The chair of the meeting, Dr Vincent Gauci says “It’s clear from this meeting that there is enormous potential for quick climate gains from mitigating methane emissions – the ingenuity on display in these talks is impressive. The challenge now lies in introducing these strategies effectively and for that to happen, we need help from social scientists, economists and policy makers as well as the scientists and engineers who are coming up with the solutions.”

Seawater Deoxygenation Meeting

Deoxy team photo

15th April 2011.

A Royal Society workshop on the topic of seawater deoxygenation, organised and led by Anthony Cohen and Neil Edwards (both at the Department of Earth and Environmental Sciences, The Open University), took place at Chicheley Hall, the Kavli Royal Society International Centre, on 11-12 April. The meeting had additional financial support from MethaneNet and The Open University

Twenty international experts in the field gathered to review current knowledge and to exchange ideas on the oxygen status of oceans and coastal waters in times past, present and future.  The context of the meeting is the evidence that seawater deoxygenation is currently increasing, amid concerns about the impact of this increase on ecosystem services provided by the world’s oceans.

When asked to consider the key questions and uncertainties facing researchers in this field, the participants drew up a long and diverse list of issues.
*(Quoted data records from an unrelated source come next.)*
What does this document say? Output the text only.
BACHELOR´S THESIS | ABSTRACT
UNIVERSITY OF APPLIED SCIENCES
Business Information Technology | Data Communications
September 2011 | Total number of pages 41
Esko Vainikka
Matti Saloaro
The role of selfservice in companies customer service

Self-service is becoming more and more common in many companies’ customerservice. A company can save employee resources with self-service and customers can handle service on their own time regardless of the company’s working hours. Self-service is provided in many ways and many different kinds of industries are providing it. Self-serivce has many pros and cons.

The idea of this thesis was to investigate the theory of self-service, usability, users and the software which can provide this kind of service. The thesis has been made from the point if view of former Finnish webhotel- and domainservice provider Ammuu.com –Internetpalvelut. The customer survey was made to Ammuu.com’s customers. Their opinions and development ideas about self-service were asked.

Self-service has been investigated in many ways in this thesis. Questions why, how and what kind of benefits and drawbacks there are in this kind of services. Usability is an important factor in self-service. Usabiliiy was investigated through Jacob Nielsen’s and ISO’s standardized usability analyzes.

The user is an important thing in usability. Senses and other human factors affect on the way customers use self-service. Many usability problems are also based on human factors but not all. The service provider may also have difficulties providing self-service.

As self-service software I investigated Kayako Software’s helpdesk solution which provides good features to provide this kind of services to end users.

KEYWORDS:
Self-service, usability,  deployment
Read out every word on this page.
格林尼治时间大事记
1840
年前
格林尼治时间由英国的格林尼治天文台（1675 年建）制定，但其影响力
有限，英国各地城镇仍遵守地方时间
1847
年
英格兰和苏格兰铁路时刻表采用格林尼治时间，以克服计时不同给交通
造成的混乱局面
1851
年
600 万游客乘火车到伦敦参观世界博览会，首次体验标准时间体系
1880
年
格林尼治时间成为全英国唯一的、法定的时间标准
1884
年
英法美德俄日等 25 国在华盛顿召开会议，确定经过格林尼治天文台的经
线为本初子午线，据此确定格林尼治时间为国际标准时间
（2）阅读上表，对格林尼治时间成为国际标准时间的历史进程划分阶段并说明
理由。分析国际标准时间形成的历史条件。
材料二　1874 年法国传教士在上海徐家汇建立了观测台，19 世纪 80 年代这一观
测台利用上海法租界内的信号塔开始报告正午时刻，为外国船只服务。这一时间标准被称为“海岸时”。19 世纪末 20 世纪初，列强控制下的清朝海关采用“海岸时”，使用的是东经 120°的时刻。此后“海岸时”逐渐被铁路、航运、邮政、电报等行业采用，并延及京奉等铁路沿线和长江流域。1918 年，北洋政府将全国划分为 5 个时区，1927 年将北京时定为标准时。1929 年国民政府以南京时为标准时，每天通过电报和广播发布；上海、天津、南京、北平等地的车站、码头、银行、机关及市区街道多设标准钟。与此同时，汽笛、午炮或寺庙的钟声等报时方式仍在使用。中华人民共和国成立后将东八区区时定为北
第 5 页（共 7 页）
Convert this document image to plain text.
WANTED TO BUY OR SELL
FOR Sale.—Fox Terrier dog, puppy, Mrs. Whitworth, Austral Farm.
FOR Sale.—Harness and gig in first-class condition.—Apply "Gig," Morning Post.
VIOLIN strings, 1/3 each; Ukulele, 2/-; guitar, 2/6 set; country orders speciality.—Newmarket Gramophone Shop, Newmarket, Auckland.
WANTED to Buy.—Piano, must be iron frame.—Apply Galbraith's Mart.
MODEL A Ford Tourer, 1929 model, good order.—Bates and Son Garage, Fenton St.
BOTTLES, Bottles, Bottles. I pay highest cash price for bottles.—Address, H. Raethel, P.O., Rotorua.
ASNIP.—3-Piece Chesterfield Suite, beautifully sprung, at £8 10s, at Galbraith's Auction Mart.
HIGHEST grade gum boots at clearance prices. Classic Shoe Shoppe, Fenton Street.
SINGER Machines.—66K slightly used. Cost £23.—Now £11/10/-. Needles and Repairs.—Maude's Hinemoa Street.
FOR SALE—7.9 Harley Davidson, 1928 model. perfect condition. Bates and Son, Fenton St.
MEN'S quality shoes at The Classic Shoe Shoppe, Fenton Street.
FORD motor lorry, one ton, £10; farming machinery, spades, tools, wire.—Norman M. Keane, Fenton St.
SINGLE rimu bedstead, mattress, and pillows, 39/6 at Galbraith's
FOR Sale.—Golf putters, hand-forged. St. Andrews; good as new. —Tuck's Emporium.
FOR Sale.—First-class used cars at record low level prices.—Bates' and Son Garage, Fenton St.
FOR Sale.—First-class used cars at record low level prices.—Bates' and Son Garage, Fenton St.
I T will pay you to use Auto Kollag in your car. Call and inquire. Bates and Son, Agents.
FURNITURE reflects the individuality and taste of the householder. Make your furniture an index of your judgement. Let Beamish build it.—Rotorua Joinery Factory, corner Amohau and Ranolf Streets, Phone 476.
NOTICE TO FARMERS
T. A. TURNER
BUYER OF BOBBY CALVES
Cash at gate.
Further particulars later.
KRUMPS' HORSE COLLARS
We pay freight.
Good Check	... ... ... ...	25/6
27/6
These included the relationships between nutrient availability, oxygen, other biogeochemical cycles and feedback processes, the difficulty of representing the oxygen state in models, the lack of understanding of the trigger mechanisms and the reasons for apparent slow state of recovery from anoxia. The palaeo-community was well represented at the meeting and emphasised the contribution provided by studies of past Oceanic Anoxic Events, in which large-scale destabilisation of methane hydrate has been implicated.

The interaction between seawater oxygen and the present day methane cycle was also noted as an issue.  Whilst it was not the focus of attention at this meeting, the question of how changes in the oxygen status of seawater might affect methane flux from the oceans is one that will concern many scientists seeking to understand and predict greenhouse gas emissions.